Overall, Neil says that running a business during Covid-19 has been a challenge: ‘Hopefully we’re at the right end of things; it’s doubtful that things will return to whatever normal was prior to this. We just have to adapt and keep going.’


A memorable project
It goes without saying that Neil can reel off the usual customer- and job-related stories that many in the trade have. Some are familiar such as ‘the repeated query from clients about liking ‘this’ board but not ‘that’ board in their floor; ‘why can’t they all be the same colour?’; and people querying why a herringbone looks differently depending on the angle it’s looked at’.


But one job that stands out as being particularly memorable for Neil was a project for a large hotel in central London. He explains that ‘we were asked to source a parquet panel in a thermo treated prime grade oak. It had to be exactly 436mmx436mm as the floor was to follow up the walls and then also the ceiling. The floor area was over 100sq m.’

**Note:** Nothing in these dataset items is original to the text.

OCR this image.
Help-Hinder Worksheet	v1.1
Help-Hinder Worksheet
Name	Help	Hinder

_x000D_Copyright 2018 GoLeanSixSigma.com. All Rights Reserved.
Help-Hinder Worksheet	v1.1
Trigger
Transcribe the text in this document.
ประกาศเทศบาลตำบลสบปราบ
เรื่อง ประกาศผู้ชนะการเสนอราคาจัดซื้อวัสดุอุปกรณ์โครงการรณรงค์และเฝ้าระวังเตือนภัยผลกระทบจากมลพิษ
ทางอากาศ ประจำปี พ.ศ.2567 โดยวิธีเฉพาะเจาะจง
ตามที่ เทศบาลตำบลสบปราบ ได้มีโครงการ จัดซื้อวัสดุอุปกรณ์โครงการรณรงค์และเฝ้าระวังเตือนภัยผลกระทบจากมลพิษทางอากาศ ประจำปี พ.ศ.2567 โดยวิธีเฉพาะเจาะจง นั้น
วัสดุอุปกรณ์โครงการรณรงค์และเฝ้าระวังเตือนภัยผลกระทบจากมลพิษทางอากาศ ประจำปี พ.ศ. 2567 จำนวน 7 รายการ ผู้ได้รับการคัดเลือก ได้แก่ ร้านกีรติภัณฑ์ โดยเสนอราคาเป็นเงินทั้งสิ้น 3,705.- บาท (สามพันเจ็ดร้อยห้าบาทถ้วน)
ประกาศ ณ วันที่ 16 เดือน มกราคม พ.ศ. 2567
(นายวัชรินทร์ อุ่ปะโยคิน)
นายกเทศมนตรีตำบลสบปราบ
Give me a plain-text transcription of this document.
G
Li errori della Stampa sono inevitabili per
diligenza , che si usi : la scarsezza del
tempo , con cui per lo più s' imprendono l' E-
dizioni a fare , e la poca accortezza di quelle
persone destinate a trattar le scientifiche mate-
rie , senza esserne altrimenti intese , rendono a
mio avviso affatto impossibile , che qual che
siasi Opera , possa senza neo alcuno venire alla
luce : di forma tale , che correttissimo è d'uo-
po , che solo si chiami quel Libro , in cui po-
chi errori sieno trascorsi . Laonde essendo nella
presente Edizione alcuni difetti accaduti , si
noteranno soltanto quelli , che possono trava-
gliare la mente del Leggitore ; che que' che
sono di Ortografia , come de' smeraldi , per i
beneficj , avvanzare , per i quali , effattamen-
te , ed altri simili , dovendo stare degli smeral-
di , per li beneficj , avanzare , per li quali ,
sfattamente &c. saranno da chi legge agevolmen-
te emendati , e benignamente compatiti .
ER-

Neil says the reasoning behind the specific size was the need to form an area to remove the requirement for any border timbers, leaving panels to link together and wrap around the whole room. Small run offs could be dealt with by resizing the panels.


As Neil details, ‘before fitting, we surveyed everything and while the walls were formed correctly to dimensions to suit the panels, the ceiling was 80mm short. The contractor couldn’t add more layers to the ceiling as they couldn’t afford the extra load as a series of large light fittings were going to be installed also.’


The solution, or so it was thought, was to remove the ceiling overnight and install a new one over a couple of days. ‘We surveyed the ceiling,’ says Neil, ‘and unbelievably it was now too low, so we flagged it up. We were never privy to exactly how the breakdown in communication happened, but the ceiling was not getting removed again. So, we introduced a border at the top and bottom of the walls to allow for the difference.’


While it wasn’t the end of the world, Neil says that he remembers the amount of work and money that went into first sourcing and supplying the right size parquet panels as well as the work and money required to attempt and fix the ceiling problem – ‘and then it was basically all for nothing.’


He finishes by noting that ‘that was very early in my career in this business, so nothing would surprise me now’.


To finish
While it’s entirely true that blood is thicker than water and that family businesses have unique bonds, it’s just as appropriate to say that from small acorns large oaks grow. And by the look of things, Neil is soon to have a forest on his hands.